Ruas Jalan Sampungu–Bajo: Rp795,95 juta untuk patching jalan rusak berat dan pembangunan box culvert di titik jalan putus.
Ruas Jalan Kiwu–Sampungu: Rp419,24 juta untuk perbaikan badan jalan tergerus air.
Selain itu, terdapat alokasi untuk perbaikan jembatan, penanganan abrasi pantai, hingga pemulihan longsoran bahu jalan di titik rawan bencana.
DPRD Kritik Penanganan Bencana
Maman menilai pemerintah daerah kurang serius menangani dampak banjir, khususnya di wilayah Bima.
“Dampak banjir di Wera dan Ambalawi cukup besar. Saluran irigasi rusak dan penuh sedimentasi. Dam rusak, sawah warga rusak,” tegas politisi tiga periode itu.

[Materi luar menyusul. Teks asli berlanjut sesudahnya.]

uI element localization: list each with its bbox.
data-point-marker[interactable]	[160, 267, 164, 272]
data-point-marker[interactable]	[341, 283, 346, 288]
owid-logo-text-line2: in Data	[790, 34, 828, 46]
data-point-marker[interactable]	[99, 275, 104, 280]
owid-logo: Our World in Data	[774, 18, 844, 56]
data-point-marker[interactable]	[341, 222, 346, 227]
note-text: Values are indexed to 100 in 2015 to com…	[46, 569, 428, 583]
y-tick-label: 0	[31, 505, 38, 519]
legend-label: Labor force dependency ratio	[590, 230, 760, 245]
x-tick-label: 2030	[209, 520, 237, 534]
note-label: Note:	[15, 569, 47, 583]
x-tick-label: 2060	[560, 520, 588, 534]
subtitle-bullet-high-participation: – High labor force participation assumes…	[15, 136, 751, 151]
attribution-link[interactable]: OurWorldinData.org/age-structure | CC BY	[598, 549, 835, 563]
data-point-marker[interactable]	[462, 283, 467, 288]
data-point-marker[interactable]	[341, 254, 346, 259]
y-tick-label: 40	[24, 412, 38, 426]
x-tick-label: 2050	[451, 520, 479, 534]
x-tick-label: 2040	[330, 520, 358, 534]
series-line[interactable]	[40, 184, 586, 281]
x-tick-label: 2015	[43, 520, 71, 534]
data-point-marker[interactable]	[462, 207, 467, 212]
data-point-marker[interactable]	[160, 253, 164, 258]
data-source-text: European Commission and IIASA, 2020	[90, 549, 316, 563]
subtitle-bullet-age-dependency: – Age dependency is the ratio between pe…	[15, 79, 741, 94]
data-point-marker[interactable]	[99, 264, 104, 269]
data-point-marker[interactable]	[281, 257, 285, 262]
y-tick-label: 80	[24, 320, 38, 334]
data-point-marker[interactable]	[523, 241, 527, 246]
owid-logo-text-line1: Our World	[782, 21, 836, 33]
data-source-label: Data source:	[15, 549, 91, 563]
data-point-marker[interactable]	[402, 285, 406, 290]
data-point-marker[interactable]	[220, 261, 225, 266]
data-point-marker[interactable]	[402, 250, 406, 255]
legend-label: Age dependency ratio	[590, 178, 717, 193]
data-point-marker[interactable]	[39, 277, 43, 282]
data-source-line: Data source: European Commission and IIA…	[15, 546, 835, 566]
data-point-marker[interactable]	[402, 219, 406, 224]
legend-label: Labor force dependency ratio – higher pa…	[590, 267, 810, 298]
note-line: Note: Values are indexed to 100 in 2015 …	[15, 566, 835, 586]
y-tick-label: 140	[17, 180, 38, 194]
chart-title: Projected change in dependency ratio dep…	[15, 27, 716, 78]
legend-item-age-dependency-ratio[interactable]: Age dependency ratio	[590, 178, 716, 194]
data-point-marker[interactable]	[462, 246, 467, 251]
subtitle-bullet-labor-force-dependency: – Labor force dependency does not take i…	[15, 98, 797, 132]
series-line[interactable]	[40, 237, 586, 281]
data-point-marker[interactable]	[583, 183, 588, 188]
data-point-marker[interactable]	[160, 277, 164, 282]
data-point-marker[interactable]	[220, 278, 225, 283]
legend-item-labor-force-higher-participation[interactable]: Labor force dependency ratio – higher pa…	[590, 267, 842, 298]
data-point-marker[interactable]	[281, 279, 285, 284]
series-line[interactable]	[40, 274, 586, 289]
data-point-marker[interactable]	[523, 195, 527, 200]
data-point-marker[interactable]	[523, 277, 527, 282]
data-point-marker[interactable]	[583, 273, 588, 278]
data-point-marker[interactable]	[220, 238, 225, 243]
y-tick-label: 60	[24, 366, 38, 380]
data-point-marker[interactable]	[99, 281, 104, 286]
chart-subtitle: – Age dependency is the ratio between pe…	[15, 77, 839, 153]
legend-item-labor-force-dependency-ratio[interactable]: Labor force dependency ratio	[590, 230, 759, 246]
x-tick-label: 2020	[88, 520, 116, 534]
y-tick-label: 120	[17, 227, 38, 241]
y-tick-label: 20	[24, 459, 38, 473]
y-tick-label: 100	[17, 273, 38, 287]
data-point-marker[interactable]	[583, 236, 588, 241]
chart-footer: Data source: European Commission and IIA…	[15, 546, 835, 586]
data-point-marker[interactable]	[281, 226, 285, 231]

Ia menekankan bahwa perbaikan irigasi dan bendungan merupakan prioritas mendesak bagi masyarakat.
“Bagaimana sawah bisa ditanami kalau irigasinya rusak?” kritiknya.
Menurutnya, dana BTT sebesar Rp500 miliar seharusnya diarahkan lebih fokus kepada korban banjir.
“Gubernur harus alokasikan untuk kepentingan korban terdampak banjir,” ujarnya.
Warga Bima Blokade Jalan
Sebelumnya, puluhan warga Desa Nanga Wera, Kecamatan Wera, Kabupaten Bima, sempat memblokade jalan raya dengan kayu dan batu pada Kamis (25/9). Aksi itu dilakukan sebagai bentuk kekecewaan atas lambannya penanganan pascabanjir.
Seorang warga bernama Ahmadi mengeluhkan minimnya bantuan yang diterima korban banjir.
“Belum ada tindakan nyata dari pemerintah,” ucapnya.
Menurut Ahmadi, hingga kini bantuan rumah layak huni, perbaikan saluran irigasi, dan fasilitas umum belum terealisasi.
BNPB mencatat Kabupaten Bima termasuk salah satu daerah dengan indeks risiko banjir tertinggi di NTB.
Banjir bandang yang melanda Wera dan Ambalawi menggenangi ratusan rumah, merusak sawah, serta memutus akses jalan utama.
Pakar kebencanaan menilai, anggaran BTT perlu diarahkan tidak hanya untuk infrastruktur darurat, tetapi juga untuk mitigasi jangka panjang.
Masyarakat berharap agar APBD Perubahan 2025 lebih responsif terhadap kebutuhan korban bencana.